O que não pode acontecer é tratarmos de uma reforma em que o empregador sequer detalha quais serão os critérios de avaliação, como está acontecendo. O que será avaliado? Quais são os critérios objetivos? Como esperar uma melhora de desempenho se o próprio empregador, no caso o governo, sequer consegue dizer o que avaliará? É uma cilada.
Em terceiro, quando criamos a expectativa de recebermos nossos recursos de volta por meio de serviços de qualidade, não podemos esquecer que existe uma infinidade de questões que independem de pessoas, ou seja, dos próprios servidores.
Obviamente que um sorriso ao entrar numa repartição não mata ninguém. No entanto, questões como melhoria das estruturas físicas, modernização de equipamentos e estações de trabalho, links de internet com boa velocidade e sistemas internos que não travam no meio de um atendimento podem representar um aumento de produtividade enorme.
Recentemente alguns ministérios, inclusive o da Economia -o mesmo que propôs a PEC 32/2020-, implantaram corte de ponto, desligamento de energia às 18h e não disponibilizam mais aquele cafezinho simples para quem trabalha na repartição. Qual a motivação em produzir dessa forma?
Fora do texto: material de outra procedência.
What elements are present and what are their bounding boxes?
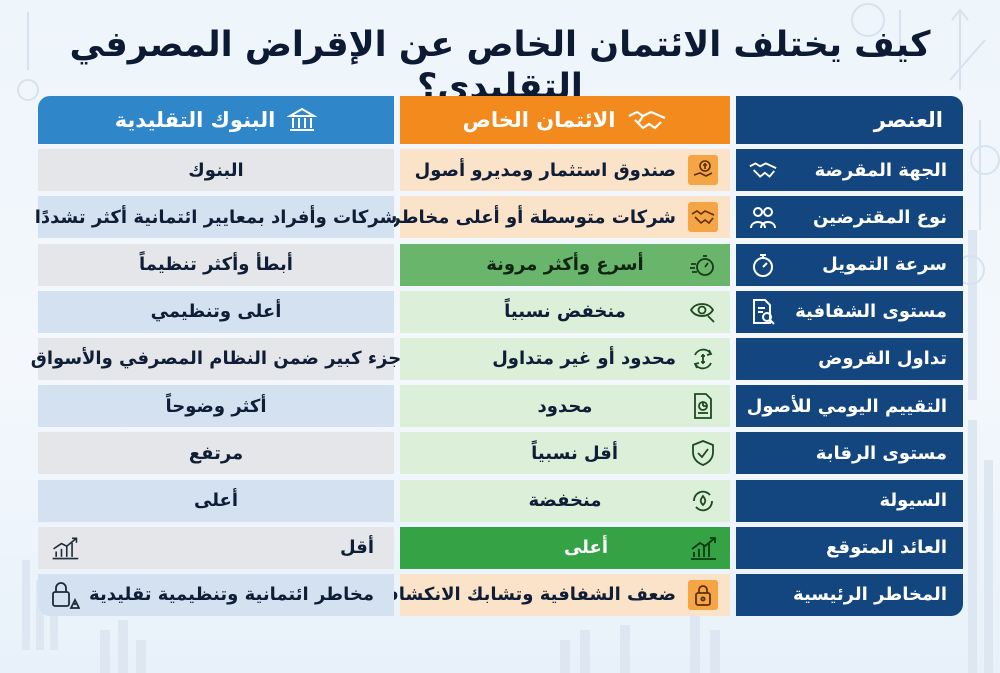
header-element-label: العنصر — [873, 108, 943, 132]
fast-stopwatch-icon — [688, 250, 718, 280]
banks-expected-return: أقل — [38, 526, 394, 569]
report-chart-icon — [688, 391, 718, 421]
comparison-table: البنوك التقليدية الائتمان الخاص العنصر ا… — [31, 96, 963, 616]
handshake-icon — [688, 202, 718, 233]
private-credit-lender: صندوق استثمار ومديرو أصول — [400, 149, 730, 192]
growth-chart-icon — [50, 533, 80, 563]
lock-icon — [688, 579, 718, 610]
handshake-icon — [748, 155, 778, 185]
document-search-icon — [748, 297, 778, 327]
header-private-credit-label: الائتمان الخاص — [462, 108, 616, 132]
private-credit-daily-valuation: محدود — [400, 385, 730, 428]
banks-lender: البنوك — [38, 149, 394, 192]
row-label-daily-valuation: التقييم اليومي للأصول — [736, 385, 963, 428]
eye-search-icon — [688, 297, 718, 327]
money-cycle-icon — [688, 344, 718, 374]
private-credit-loan-trading: محدود أو غير متداول — [400, 337, 730, 380]
row-label-funding-speed: سرعة التمويل — [736, 243, 963, 286]
banks-loan-trading: جزء كبير ضمن النظام المصرفي والأسواق — [31, 337, 401, 380]
row-label-lender: الجهة المقرضة — [736, 149, 963, 192]
private-credit-oversight: أقل نسبياً — [400, 432, 730, 475]
banks-main-risks: مخاطر ائتمانية وتنظيمية تقليدية — [38, 573, 394, 616]
row-label-oversight: مستوى الرقابة — [736, 432, 963, 475]
private-credit-transparency: منخفض نسبياً — [400, 290, 730, 333]
banks-transparency: أعلى وتنظيمي — [38, 290, 394, 333]
row-label-borrowers: نوع المقترضين — [736, 196, 963, 239]
exchange-icon — [748, 344, 752, 374]
header-private-credit: الائتمان الخاص — [400, 96, 730, 144]
row-label-expected-return: العائد المتوقع — [736, 526, 963, 569]
bank-building-icon — [287, 106, 318, 134]
stopwatch-icon — [748, 250, 778, 280]
banks-borrowers: شركات وأفراد بمعايير ائتمانية أكثر تشددً… — [35, 196, 397, 239]
shield-check-icon — [688, 438, 718, 468]
header-element: العنصر — [736, 96, 963, 144]
row-label-main-risks: المخاطر الرئيسية — [736, 573, 963, 616]
banks-funding-speed: أبطأ وأكثر تنظيماً — [38, 243, 394, 286]
row-label-transparency: مستوى الشفافية — [736, 290, 963, 333]
row-label-loan-trading: تداول القروض — [736, 337, 963, 380]
handshake-icon — [627, 106, 667, 134]
row-label-liquidity: السيولة — [736, 479, 963, 522]
private-credit-funding-speed: أسرع وأكثر مرونة — [400, 243, 730, 286]
growth-chart-icon — [688, 533, 718, 563]
banks-liquidity: أعلى — [38, 479, 394, 522]
header-traditional-banks: البنوك التقليدية — [38, 96, 394, 144]
private-credit-main-risks: ضعف الشفافية وتشابك الانكشافات — [362, 573, 730, 616]
people-icon — [748, 202, 778, 232]
banks-oversight: مرتفع — [38, 432, 394, 475]
private-credit-borrowers: شركات متوسطة أو أعلى مخاطرة — [380, 196, 730, 239]
private-credit-liquidity: منخفضة — [400, 479, 730, 522]
header-banks-label: البنوك التقليدية — [114, 108, 276, 132]
lock-warning-icon — [50, 580, 80, 610]
liquidity-cycle-icon — [688, 486, 718, 516]
money-hand-icon — [688, 155, 718, 186]
private-credit-expected-return: أعلى — [400, 526, 730, 569]
banks-daily-valuation: أكثر وضوحاً — [38, 385, 394, 428]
Como incentivar qualquer pessoa a trabalhar assim? Se fosse na iniciativa privada, você não começaria a procurar outro emprego? Eu desafio você a encontrar uma linha na PEC 32/2020 que trate de melhoria da parte que cabe ao próprio governo.
Entre todos os nossos anseios, talvez o maior deles seja o fim da corrupção. Esta semana a Servir – Frente Parlamentar em Defesa do Serviço Público, iniciou o processo de coleta de assinaturas para texto alternativo à comissão especial. Entre eles está a manutenção da estabilidade do servidor público.
Como falar de acabar com a corrupção retirando estabilidade? Na maior parte dos casos de corrupção do país encontramos um destino certo que começa em parlamentares, passando por comissionados ou nomeados em estatais e chegando na iniciativa privada através de propinas.
Hoje, na verdade, a estabilidade do servidor é o que ainda mantém o mínimo de moralidade e medo nessas relações escusas que acompanhamos há décadas. Falar de retirar estabilidade é dar salvo conduto para a famosa “carteirada” praticada pelos apadrinhados, que ocupam cargos para servir ao senhor que o colocou naquela cadeira.
Entendam, é preciso conhecer e compreender melhor a PEC 32/2020 antes que seja tarde demais. O que mais queremos que mude no serviço público não será mudado com a proposta apresentada pelo Governo. O foco está em retirar direitos, reduzir o serviço público, eleger culpados pela ineficiência do Estado e, mais do que qualquer outra coisa, abrir o caminho para negociatas de cargos, licitações para terceirizados e pânico dos servidores que não terão mais estabilidade e, sendo assim, perderão a capacidade de se negar a fazer o que não acreditam por medo de perder seus empregos no dia seguinte.